The range and depth of his work is stunning. The easy way out is to question him on his fiction. Tantujal, written in 1958, went into three editions. The plot reveals yet another facet of the litterateur's mind—his belief that a man and woman can share pure friendship without the element of sex entering it, in an attempt to demolish popular theories that a very thin line divides the platonic from the sexual. Did this thought spring from dormant youthful fears of rejection by women? He throws his wife Savitri a bashful look and admits: "I was initially totally against marriage. Today I do analyse it as fear of rejection. But when the proposal came, I told Savitri if I was in her place I wouldn't have married me." It's curious that barring his wife and daughter, he and his three sons seem to use just one name each. "I renounced my surname a long time ago because it denotes caste and status," says the receiver of such awards as the Sahitya Bhushan, the K.K. Birla Foundation's Shankar Award for the greatest contribution in the field of culture and the first Jan Nayak award instituted by the Bihar state government this year.
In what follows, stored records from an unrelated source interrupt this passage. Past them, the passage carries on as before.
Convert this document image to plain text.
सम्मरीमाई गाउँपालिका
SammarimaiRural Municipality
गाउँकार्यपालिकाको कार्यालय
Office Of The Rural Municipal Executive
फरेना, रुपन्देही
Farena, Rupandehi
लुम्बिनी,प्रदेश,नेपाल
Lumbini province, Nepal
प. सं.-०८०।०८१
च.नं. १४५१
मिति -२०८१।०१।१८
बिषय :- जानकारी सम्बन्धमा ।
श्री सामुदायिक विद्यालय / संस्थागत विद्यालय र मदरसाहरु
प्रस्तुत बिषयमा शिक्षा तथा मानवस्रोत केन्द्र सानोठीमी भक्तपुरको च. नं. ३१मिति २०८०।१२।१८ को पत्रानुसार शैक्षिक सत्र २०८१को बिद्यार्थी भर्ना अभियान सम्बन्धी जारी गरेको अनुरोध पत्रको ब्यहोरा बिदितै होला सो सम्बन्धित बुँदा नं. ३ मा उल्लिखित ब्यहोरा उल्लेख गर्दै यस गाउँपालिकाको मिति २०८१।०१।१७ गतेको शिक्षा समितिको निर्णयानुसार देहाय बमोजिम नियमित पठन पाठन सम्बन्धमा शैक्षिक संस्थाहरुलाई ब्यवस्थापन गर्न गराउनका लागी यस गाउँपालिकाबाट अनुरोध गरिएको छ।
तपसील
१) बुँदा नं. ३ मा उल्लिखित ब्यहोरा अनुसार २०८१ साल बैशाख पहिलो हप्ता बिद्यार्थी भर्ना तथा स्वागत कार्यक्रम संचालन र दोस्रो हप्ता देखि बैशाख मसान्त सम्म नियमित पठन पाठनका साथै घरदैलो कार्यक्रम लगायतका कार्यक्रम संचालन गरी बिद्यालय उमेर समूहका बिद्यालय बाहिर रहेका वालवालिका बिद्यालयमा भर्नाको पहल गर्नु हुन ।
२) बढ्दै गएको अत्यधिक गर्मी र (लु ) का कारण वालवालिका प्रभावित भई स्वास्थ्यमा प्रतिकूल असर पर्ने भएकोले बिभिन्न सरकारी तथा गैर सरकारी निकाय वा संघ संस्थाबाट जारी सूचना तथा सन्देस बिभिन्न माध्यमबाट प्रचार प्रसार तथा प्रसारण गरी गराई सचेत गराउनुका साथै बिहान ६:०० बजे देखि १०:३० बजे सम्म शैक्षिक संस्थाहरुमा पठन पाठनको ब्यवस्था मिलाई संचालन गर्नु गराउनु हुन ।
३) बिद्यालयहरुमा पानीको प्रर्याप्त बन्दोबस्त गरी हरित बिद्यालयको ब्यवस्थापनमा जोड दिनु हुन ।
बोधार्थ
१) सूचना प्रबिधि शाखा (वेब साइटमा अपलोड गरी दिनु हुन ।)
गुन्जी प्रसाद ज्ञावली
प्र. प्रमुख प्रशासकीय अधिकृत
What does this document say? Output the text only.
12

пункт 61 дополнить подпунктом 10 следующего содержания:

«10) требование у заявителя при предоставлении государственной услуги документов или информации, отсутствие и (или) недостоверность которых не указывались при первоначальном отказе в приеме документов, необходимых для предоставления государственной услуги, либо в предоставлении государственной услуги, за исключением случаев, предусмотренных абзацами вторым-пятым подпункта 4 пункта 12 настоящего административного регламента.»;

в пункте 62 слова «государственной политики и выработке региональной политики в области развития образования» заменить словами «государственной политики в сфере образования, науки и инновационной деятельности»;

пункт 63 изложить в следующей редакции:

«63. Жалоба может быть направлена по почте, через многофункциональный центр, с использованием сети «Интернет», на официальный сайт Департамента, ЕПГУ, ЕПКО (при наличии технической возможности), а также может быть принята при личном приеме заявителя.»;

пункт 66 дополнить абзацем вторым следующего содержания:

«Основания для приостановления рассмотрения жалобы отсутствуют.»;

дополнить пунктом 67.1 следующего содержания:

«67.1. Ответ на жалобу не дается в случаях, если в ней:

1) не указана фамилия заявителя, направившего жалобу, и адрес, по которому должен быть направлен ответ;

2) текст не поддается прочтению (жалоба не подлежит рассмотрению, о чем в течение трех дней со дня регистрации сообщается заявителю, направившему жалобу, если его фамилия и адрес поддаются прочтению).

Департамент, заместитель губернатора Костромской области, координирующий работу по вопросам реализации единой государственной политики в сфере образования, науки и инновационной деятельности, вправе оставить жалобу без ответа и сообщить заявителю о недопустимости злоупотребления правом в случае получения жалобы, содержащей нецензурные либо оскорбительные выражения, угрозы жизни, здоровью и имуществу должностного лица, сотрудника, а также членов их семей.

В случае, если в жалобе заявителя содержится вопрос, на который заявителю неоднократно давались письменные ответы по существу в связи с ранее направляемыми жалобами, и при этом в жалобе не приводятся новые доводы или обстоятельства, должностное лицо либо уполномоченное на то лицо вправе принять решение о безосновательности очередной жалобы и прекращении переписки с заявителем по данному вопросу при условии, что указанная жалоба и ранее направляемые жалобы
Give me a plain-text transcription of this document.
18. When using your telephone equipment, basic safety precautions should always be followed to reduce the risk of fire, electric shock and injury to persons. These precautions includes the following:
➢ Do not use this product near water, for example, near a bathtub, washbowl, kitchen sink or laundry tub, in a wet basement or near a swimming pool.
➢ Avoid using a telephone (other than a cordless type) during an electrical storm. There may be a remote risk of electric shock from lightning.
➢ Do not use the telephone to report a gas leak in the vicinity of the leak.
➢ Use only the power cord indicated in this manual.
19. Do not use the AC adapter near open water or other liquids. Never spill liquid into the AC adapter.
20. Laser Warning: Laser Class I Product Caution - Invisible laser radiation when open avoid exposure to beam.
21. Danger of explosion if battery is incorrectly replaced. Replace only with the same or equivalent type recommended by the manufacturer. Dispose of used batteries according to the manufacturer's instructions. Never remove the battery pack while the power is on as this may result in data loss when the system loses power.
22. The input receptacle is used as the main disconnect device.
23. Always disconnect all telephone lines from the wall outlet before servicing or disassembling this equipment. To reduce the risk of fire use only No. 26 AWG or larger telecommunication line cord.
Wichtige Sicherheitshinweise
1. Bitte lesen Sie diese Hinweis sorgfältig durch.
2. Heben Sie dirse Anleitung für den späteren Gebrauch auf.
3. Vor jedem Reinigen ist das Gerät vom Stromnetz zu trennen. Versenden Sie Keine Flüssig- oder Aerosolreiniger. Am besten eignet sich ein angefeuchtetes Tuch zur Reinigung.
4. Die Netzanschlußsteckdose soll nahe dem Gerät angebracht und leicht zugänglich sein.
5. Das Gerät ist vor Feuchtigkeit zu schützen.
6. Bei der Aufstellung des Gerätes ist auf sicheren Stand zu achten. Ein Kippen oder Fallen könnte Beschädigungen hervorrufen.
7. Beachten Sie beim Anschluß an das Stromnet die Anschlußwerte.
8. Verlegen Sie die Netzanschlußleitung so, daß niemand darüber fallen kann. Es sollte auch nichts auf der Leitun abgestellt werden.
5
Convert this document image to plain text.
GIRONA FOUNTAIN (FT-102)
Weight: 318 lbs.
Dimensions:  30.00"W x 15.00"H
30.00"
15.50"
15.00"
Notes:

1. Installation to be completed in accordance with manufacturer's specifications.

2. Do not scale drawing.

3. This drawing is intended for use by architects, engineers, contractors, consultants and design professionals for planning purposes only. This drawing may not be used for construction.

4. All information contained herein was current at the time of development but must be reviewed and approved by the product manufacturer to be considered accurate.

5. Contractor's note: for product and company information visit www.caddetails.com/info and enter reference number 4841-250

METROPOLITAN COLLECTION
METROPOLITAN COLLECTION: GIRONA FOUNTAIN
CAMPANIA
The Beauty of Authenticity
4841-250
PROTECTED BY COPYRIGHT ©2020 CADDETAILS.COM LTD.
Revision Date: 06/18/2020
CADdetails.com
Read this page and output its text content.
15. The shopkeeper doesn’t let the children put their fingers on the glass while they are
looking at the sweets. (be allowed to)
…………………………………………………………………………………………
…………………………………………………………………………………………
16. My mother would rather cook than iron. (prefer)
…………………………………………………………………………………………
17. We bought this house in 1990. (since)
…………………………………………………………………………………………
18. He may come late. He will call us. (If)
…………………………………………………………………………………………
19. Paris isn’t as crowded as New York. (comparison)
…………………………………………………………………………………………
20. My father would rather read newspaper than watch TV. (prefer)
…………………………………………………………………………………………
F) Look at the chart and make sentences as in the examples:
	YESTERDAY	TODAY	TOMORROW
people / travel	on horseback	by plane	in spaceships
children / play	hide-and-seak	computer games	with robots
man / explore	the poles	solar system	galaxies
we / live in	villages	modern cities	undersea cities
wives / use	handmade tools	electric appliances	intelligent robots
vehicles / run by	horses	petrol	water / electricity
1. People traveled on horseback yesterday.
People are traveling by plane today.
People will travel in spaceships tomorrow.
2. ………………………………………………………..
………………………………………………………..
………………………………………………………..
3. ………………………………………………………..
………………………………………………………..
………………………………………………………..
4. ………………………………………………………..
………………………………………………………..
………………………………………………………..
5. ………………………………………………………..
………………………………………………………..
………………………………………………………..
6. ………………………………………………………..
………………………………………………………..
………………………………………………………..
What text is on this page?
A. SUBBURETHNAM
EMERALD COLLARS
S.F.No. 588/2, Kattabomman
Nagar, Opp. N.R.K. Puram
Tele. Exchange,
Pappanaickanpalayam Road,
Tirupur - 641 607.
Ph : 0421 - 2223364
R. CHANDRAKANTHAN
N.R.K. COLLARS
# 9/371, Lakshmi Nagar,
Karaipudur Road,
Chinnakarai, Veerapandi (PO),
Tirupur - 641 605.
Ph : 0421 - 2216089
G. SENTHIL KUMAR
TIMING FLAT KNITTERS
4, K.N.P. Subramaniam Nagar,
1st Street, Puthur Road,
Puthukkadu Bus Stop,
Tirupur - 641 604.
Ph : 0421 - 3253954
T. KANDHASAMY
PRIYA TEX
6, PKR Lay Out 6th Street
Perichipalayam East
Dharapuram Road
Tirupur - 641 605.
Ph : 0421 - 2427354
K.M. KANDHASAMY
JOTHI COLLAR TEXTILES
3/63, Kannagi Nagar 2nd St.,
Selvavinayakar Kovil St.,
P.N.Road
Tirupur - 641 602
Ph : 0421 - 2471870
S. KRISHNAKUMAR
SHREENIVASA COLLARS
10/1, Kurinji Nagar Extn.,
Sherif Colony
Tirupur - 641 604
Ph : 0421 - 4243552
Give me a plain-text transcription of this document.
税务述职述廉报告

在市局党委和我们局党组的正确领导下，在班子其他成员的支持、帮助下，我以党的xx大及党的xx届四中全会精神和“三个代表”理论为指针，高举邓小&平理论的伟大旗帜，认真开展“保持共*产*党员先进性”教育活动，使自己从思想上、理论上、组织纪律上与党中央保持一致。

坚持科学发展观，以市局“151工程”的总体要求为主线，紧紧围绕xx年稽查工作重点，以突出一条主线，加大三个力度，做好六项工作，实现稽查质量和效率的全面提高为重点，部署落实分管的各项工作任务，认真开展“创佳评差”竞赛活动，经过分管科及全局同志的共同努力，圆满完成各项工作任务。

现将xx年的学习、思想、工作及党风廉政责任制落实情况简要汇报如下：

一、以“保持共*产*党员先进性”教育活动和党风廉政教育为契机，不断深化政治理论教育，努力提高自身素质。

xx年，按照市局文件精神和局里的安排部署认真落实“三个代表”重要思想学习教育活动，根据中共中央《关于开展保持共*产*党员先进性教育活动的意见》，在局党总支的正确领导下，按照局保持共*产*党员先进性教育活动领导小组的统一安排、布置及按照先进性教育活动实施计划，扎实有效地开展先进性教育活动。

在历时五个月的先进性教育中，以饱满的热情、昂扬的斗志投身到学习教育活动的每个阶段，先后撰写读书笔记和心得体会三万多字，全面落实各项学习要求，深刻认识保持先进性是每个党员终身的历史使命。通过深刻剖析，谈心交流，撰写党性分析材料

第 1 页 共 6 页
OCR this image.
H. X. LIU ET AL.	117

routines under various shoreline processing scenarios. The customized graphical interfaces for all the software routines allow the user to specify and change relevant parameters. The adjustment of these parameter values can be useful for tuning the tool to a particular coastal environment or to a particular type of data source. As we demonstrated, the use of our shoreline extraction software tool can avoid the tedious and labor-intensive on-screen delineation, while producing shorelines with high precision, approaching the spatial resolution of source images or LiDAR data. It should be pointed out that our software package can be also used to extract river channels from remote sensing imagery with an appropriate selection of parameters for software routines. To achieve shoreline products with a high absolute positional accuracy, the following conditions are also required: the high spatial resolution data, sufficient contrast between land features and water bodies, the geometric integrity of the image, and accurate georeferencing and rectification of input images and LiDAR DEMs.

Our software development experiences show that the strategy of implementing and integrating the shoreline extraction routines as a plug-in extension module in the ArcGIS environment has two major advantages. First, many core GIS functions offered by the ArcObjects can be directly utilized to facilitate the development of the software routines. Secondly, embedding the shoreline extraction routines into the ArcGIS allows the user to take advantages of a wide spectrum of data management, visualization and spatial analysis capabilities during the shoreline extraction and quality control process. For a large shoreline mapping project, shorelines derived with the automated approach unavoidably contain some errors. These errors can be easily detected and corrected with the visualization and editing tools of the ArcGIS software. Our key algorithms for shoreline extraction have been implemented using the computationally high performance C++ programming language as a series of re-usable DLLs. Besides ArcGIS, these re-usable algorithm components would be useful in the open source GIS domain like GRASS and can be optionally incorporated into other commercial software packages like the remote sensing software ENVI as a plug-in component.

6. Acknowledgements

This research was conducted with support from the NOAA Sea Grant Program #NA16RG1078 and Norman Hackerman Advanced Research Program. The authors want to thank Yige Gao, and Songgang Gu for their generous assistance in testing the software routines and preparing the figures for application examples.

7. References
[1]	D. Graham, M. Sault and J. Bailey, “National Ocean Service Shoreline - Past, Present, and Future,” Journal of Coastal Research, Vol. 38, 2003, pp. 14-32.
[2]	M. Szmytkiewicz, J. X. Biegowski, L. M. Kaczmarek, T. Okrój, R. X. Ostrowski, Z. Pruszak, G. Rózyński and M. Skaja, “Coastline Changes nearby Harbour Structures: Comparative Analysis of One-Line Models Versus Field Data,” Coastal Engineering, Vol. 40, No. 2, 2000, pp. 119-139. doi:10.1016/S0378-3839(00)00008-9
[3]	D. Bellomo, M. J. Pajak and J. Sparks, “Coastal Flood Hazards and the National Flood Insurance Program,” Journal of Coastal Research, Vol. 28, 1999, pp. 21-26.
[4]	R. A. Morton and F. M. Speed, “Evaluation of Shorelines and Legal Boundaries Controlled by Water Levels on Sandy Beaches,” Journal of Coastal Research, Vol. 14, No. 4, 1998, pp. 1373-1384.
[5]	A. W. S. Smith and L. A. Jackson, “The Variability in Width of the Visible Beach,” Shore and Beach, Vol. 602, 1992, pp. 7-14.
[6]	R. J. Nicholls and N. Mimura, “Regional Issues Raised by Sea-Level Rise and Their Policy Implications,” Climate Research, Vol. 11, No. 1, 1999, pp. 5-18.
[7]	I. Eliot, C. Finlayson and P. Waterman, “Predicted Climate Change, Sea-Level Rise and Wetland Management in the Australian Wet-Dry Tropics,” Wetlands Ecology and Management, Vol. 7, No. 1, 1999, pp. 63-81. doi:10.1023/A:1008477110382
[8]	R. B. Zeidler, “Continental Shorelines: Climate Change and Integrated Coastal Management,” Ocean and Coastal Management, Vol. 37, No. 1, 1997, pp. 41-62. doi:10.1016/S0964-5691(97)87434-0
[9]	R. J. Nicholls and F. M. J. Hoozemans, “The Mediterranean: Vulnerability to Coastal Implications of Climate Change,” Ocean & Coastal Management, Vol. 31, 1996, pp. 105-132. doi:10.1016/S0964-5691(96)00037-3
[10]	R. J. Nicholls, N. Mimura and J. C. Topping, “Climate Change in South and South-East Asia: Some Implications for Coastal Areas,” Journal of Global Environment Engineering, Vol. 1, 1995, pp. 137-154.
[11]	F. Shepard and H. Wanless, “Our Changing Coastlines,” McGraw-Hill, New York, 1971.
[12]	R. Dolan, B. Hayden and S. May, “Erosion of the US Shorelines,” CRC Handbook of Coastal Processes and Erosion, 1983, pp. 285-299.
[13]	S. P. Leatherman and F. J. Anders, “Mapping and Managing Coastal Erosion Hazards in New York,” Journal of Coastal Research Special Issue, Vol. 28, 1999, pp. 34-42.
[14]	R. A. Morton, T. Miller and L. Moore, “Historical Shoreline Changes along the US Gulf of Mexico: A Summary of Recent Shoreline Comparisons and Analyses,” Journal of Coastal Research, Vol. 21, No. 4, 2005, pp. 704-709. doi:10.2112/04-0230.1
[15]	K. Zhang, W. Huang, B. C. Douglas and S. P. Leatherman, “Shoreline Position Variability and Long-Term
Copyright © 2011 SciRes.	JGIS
He flits back and forth through the years. The Emergency aroused the political animal in him again. He was back in the arena with fiery articles as editor of Jan, a sister publication of the socialist mouthpiece Mankind. From nostalgia he's back to the present, answering stock questions on the state of Hindi literature today. "The social mentality has changed. Regional language publishers have to sustain themselves on small sales. So new writers get left behind. But you can't silence young voices for too long."

 His present projects include an analysis of Gandhi's social thinking. Is he aware of the recent spate of critical writing on the Mahatma? "Why should I bother with others' criticism? I want to write about what I think of Gandhi," he throws back agitatedly. But most important, he's committed to writing a novel ("not an autobiography") about his physical handicap. "It's my duty to tell those affected similarly how I overcame all odds. And let me tell you, my financial background was the biggest handicap—and now, my failing memory," says the writer who for more than 50 years has literally held the literary world captive at his feet. With his feet.